Syrie • Rakka, l’accord qui fait jaser… par Daniel Fleury

“Colère de la Turquie après l’annonce du départ des combattants de l’EI de Rakka” titrait le journal Le Monde. Il commentait ainsi un reportage plus conséquent de la BBC, qui a, selon la chaîne, enquêté sur l’accord passé entre la coalition et les derniers occupants de Daech à Rakka, pour accélérer la fin des combats et permettre aux civils d’évacuer. 

D’autres médias parlent d’un accord visant à accélérer la libération d’une zone “pétrolifère”, en reprenant une dépêche AFP. Signalons tout d’abord que les gisements de Wahab, al Fahd, Dbaysan, al Kassir, Abou al Katat et Abou Katach se situent en zone désertique. Les puits de pétrole existants se situent au sud de la ville de Rasafa et de ses gisements, dont l’armée du régime syrien a déjà pris le contrôle en juin, avec l’aide russe et iranienne. Pour les autres, les FDS les reprennent à Daech ces jours-ci, avec des combats toujours aussi meurtriers.

Alors, bien sûr, si la ville de Rakka était aussi un noeud pour l’accès aux énergies fossiles, faire ce rapprochement, c’est vouloir faire sonner le nom de Kirkouk dans la tête du lecteur ou de la lectrice. Vous savez, cette ville et région d’Irak riche en pétrole que les Kurdes avaient colonisée paraît-il, et qui a été reprise par le gouvernement central irakien… permettant ainsi l’accord d’exploitation prochaine par un grand groupe russe à capitaux internationaux, que Barzani avait commencé à négocier ces mois derniers, avant que la région autonome du Kurdistan irakien ne se retrouve à nouveau réduite à ses frontières antérieures et quasi sous embargo.
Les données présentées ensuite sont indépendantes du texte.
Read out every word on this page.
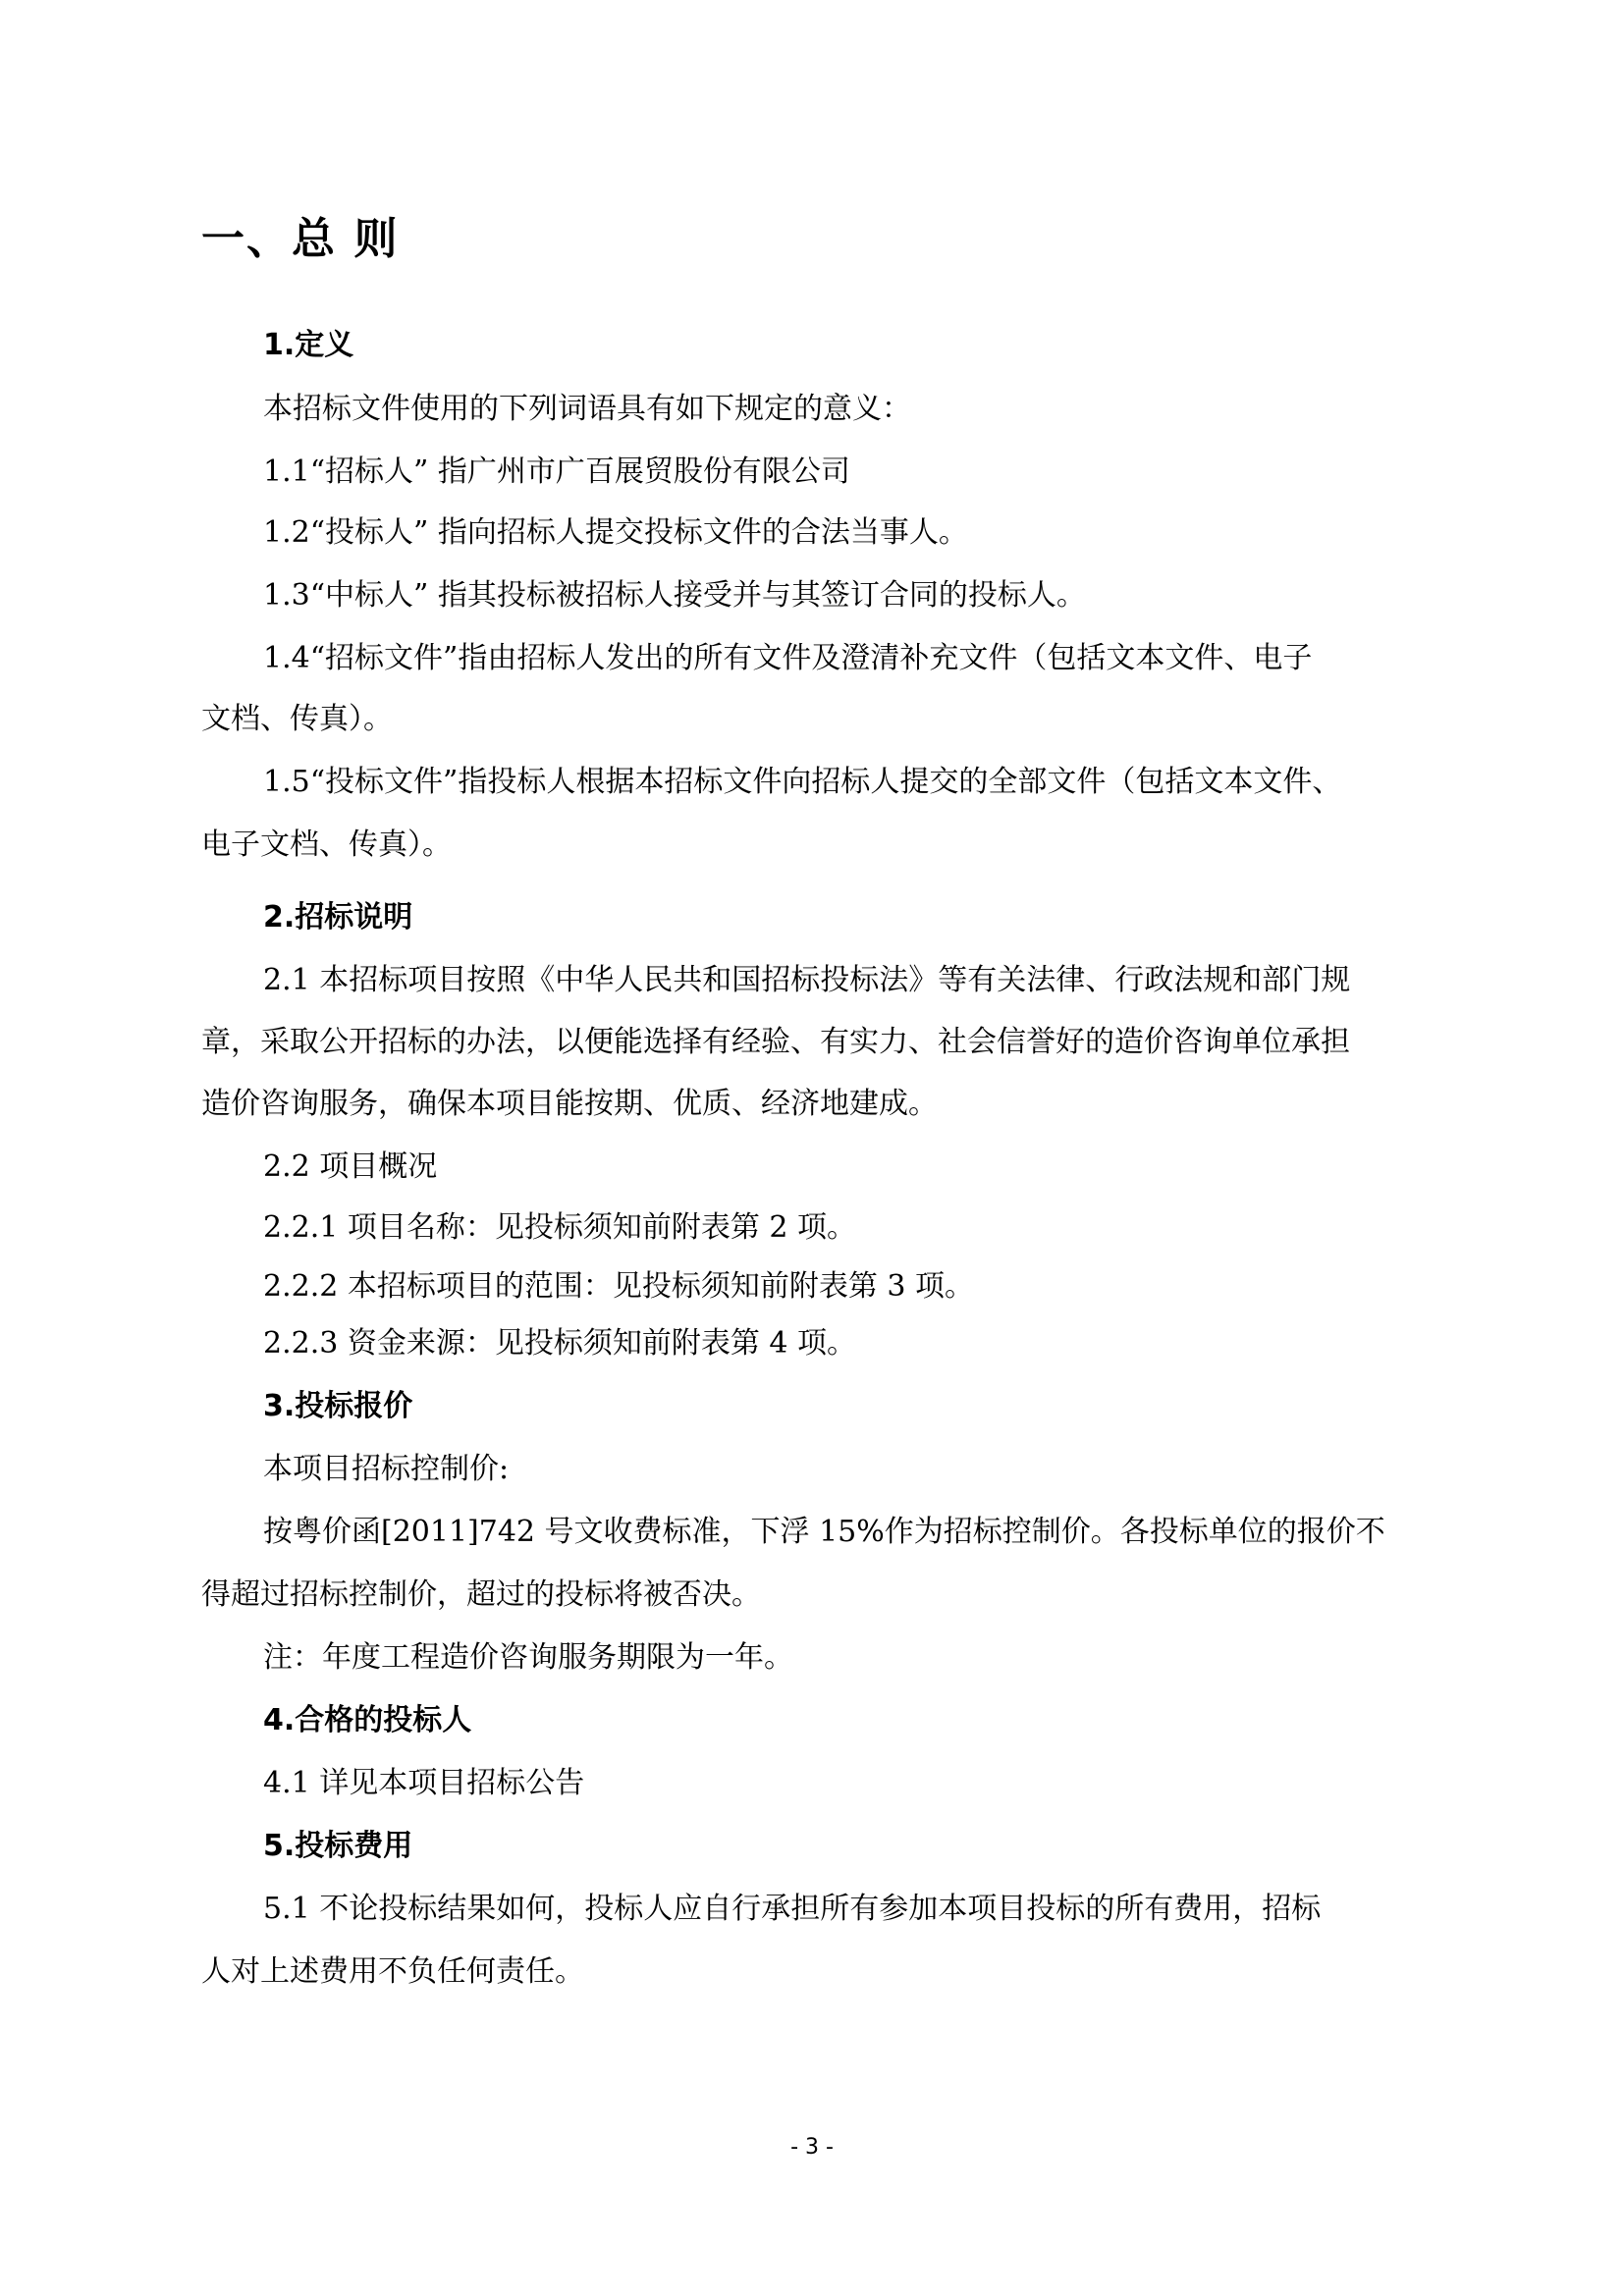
一、总 则
1.定义
本招标文件使用的下列词语具有如下规定的意义：
1.1“招标人” 指广州市广百展贸股份有限公司
1.2“投标人” 指向招标人提交投标文件的合法当事人。
1.3“中标人” 指其投标被招标人接受并与其签订合同的投标人。
1.4“招标文件”指由招标人发出的所有文件及澄清补充文件（包括文本文件、电子
文档、传真）。
1.5“投标文件”指投标人根据本招标文件向招标人提交的全部文件（包括文本文件、
电子文档、传真）。
2.招标说明
2.1 本招标项目按照《中华人民共和国招标投标法》等有关法律、行政法规和部门规
章，采取公开招标的办法，以便能选择有经验、有实力、社会信誉好的造价咨询单位承担
造价咨询服务，确保本项目能按期、优质、经济地建成。
2.2 项目概况
2.2.1 项目名称：见投标须知前附表第 2 项。
2.2.2 本招标项目的范围：见投标须知前附表第 3 项。
2.2.3 资金来源：见投标须知前附表第 4 项。
3.投标报价
本项目招标控制价:
按粤价函[2011]742 号文收费标准，下浮 15%作为招标控制价。各投标单位的报价不
得超过招标控制价，超过的投标将被否决。
注：年度工程造价咨询服务期限为一年。
4.合格的投标人
4.1 详见本项目招标公告
5.投标费用
5.1 不论投标结果如何，投标人应自行承担所有参加本项目投标的所有费用，招标
人对上述费用不负任何责任。
- 3 -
Quelle est donc cette volonté de présenter les Kurdes de Syrie, et bien plus largement les Forces démocratiques Syriennes, comme des colonisateurs prêts à tout, y compris à passer des accords avec Daech, pour élargir richesses et territoire ? La campagne médiatique qui s’annonce est non seulement ignoble, mais issue en partie des déclarations du régime turc.

“La révélation selon laquelle les soi-disant ‘Forces démocratiques syriennes’ ont conclu un accord avec l’organisation terroriste Daech pour évacuer un grand nombre de ses terroristes de Rakka est extrêmement grave et édifiante. (…) Cet accord est un nouvel exemple que combattre une organisation terroriste en s’aidant d’une autre se traduira par une collusion entre ces deux organisations.” 
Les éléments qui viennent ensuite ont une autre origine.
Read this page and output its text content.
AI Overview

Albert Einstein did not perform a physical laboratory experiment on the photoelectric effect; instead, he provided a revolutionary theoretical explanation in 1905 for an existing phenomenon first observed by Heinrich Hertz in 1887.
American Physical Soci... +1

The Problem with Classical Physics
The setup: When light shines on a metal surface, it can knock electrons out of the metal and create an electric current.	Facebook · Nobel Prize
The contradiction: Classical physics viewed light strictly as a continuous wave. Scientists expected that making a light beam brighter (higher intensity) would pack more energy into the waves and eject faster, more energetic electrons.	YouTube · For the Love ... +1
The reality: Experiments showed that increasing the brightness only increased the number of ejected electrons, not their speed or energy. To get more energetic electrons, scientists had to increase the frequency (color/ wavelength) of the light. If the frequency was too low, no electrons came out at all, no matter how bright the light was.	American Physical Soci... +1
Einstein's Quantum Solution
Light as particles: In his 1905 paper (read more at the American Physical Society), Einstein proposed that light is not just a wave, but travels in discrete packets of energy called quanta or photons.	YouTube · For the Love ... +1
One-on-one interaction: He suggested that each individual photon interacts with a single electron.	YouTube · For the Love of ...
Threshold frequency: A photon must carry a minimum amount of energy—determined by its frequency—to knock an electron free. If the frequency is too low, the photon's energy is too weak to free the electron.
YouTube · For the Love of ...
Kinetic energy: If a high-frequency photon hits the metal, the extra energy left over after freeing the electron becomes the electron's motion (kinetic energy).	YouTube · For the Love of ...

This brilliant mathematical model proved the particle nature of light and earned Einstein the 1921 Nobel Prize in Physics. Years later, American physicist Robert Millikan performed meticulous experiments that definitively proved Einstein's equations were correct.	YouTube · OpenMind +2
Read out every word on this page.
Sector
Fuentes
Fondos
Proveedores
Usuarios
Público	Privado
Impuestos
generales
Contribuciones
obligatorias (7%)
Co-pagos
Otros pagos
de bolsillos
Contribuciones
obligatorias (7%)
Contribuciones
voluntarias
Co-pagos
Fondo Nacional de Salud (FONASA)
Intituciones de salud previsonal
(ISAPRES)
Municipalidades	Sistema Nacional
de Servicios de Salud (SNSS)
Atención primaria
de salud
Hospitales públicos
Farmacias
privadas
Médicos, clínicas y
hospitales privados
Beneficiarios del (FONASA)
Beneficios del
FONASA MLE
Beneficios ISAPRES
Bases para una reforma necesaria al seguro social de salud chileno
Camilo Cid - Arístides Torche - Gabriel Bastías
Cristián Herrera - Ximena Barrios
a déclaré le ministère des Affaires Etrangères turc par communiqué publié mardi, et diffusé dans les médias du régime et quelques autres qui auraient bien fait de se  taire.

Bel effet d’aubaine, pour assimiler une fois de plus le mouvement kurde et ses alliés à la barbarie terroriste de Daech.

Oui, mais quid du reportage de la BBC ? Je vous en laisse juges.

On nous présente les choses, dans certaines dépêches, basées sur ce même reportage, comme la fuite de milliers de combattants, négociée par la coalition et les FDS. Dans d’autres, on parle de “plusieurs centaines de combattants armés” et de leurs familles.

Le colonel Ryan Dillon, lui, porte-parole de la coalition en parle ainsi :

“Sur environ 3 500 civils qui ont quitté Rakka ce jour-là, environ 300 ont été identifiés comme de possibles combattants de l’EI. L’accord avec les FDS stipulait que les photos et les empreintes digitales de tous les hommes en âge de combattre seraient vérifiées pour éviter que des djihadistes connus puissent s’échapper.
Je ne peux pas dire avec 100 % de certitude que chaque combattant ait été identifié à son départ de Rakka. (…) Certains de ces combattants ont pu se glisser parmi les civils ou se faire passer pour un affilié local de Daech. Lorsque le convoi est parti de Rakka, il a été surveillé par les drones de la coalition, mais il a été décidé de ne pas le bombarder en raison de la présence des civils.”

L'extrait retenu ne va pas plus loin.